How do feel about the relationships between function and aesthetic, art and design? Are such definitions important to you? Where does your work sit?
My background is in both sculpture and design. Many people see these as mutually exclusive, but I don’t. Technically, art isn’t supposed to be useful, and design should only be about the user. I find both extremes a little boring. Objects can have narratives, be concept-driven, and push aesthetic and perceptual boundaries. Art can be about craft, technique and have some measure of “purpose” outside of being physical or experiential concepts. There are creatives that transgress this boundary – Donald Judd, Isamu Noguchi, Tokujin Yoshioka, all of whom are an inspiration to me. Working with light, or mirror, or installation, tends to fall between art and design categories. It’s about creating beautiful things that play with space, with concept, with subjective experience, with materiality.
Your work evokes both the physical and digital – would you say you align yourself with the ‘Phygital’ world?
I often look to CGI inspiration – rare, improbable landscapes in RPGs, exploding tesseracts, swirly orbs from evil wizards.
Digital artefacts can be manipulated in any way, completely ignoring the laws of physics. I find it interesting to approach physical objects in a similar manner, but with the limitations of the real. It’s possible to create new kinds of physical things within these boundaries, if you treat light as data, and the eye as a receiver. A lot of my work appears to be photoshopped for this reason – because I’m acknowledging physical parameters but pushing how light expresses, much like a digital artifact.
What do you see the future of glass including? Any insights into new developments or trends that you’re seeing develop through your own research?
Every translucent surface will be personal screen, interacting with your own wearable tech. Augmented reality will create a phygital palimpsest over everything, once the Google Glass team realizes people don’t want to look like cyborgs that is! We’ll be using wearable glyphs to hide our identities or alter our self image through the cameras that will be streaming everywhere.
Volumetric displays are coming, as are “solid light” displays using standing waves and tiny, firefly LEDs.
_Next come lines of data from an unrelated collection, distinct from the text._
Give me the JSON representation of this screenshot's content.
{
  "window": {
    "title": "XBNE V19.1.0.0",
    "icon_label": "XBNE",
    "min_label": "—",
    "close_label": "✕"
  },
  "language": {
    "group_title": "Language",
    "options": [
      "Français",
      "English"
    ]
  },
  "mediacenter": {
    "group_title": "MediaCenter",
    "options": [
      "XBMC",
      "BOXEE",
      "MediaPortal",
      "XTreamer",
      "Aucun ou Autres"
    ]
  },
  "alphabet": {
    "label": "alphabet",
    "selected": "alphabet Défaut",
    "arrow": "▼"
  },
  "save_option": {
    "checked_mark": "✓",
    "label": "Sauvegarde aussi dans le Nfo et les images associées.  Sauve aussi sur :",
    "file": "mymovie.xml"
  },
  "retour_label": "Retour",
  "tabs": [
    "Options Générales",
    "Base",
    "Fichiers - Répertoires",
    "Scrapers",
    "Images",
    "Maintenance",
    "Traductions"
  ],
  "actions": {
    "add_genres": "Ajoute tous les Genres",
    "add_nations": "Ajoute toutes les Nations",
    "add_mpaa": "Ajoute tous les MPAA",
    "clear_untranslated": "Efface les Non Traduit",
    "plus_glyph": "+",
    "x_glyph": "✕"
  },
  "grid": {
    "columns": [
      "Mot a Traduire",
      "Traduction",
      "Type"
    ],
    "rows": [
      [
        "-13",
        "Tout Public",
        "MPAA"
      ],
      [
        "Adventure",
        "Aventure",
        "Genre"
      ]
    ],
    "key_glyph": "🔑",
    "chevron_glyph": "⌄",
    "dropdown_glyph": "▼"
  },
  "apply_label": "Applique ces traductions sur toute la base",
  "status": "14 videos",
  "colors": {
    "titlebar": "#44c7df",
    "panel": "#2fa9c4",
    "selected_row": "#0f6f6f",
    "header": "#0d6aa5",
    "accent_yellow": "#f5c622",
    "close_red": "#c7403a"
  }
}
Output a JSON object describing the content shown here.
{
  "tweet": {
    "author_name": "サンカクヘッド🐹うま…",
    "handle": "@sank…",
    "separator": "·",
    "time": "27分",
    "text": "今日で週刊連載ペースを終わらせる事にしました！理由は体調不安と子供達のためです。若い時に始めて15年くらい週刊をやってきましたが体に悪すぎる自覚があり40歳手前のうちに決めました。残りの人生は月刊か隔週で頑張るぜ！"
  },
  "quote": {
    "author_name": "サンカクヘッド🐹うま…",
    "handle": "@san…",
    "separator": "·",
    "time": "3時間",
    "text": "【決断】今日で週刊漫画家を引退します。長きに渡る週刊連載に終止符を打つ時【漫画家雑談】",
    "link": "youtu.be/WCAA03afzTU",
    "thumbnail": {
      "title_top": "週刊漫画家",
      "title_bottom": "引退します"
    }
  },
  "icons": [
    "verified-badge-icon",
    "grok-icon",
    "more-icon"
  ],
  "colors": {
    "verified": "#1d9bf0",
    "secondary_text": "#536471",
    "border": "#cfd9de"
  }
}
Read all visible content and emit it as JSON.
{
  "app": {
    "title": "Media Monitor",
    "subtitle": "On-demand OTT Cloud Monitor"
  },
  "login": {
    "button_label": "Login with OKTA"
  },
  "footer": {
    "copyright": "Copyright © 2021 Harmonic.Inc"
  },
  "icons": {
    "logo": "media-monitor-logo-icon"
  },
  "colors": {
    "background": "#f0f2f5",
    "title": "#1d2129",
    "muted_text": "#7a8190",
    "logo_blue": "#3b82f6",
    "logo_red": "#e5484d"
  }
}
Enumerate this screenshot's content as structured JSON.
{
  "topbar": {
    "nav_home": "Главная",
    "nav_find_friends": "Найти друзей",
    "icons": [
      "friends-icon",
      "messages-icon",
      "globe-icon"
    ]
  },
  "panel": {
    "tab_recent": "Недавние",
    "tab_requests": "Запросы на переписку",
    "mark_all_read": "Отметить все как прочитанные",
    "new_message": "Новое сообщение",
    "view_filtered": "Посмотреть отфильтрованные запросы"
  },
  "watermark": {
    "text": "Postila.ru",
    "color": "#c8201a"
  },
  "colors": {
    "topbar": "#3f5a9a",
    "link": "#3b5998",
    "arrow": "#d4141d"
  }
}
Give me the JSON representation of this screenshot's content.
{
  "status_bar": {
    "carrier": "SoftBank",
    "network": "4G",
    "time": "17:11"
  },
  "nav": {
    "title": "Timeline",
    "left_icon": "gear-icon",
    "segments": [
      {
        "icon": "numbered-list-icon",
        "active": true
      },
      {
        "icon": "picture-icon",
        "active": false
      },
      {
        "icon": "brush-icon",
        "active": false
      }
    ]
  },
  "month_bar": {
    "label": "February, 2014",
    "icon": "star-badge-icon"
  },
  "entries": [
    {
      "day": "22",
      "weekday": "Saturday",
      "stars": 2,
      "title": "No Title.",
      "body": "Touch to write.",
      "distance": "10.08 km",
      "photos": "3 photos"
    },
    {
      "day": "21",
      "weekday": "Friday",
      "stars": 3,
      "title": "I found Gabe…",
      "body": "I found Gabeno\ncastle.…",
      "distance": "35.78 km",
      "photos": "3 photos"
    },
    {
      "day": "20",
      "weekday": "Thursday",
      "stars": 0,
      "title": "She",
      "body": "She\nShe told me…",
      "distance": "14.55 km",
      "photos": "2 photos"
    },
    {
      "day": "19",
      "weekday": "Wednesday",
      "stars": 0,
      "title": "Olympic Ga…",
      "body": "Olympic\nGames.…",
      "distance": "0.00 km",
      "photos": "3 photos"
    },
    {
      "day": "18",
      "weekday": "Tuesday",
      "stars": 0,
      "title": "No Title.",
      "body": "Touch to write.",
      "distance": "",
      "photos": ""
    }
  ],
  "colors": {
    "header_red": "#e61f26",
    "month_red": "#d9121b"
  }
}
Once we have translucent photovoltaics (I think we’re pretty close, now,) we’ll be generating localized power from building envelopes, automobiles, and wearable tech.
It certainly seems to be working, you’ve been super busy over the last couple of years, how have you found it?
My big break was exhibiting with FRAME magazine at Salone del Mobile in Milan a couple of years ago. Since then I’ve done projects for Tate Britain, Clerkenwell Design Week, and the Istanbul Biennale. Last year I created a retail space for Adidas in Boston, Massachusetts with Sid Lee Architecture. I’m currently developing music videos, sets for a certain rapper who can’t be named, and a big mirror installation for the Art Gallery of Ontario. So there’s even more to come!
And you were recently awarded the Wallpaper Best use of Glass 2018 award – you must be stoked! How did the judges make their decision – was it a submission, or based on one piece of work? Or were they looking at your entire portfolio?
That was, pardon my language, kookoo bananas. I had no idea it was coming, didn’t apply for it, and didn’t realize they were looking at my work at all. I was very, very happy about it, and it was a big surprise. It goes to show you that you don’t need to be backed by a big studio, or to have buckets of investment capital to create interesting things (I certainly do not.)
I had an email out of the blue asking me to mail them a mirror. I almost didn’t do it because shipping to the UK from Canada is bloody expensive. Very, very glad I did at the end of the day. Pretty sure it made my mum cry…in a good way!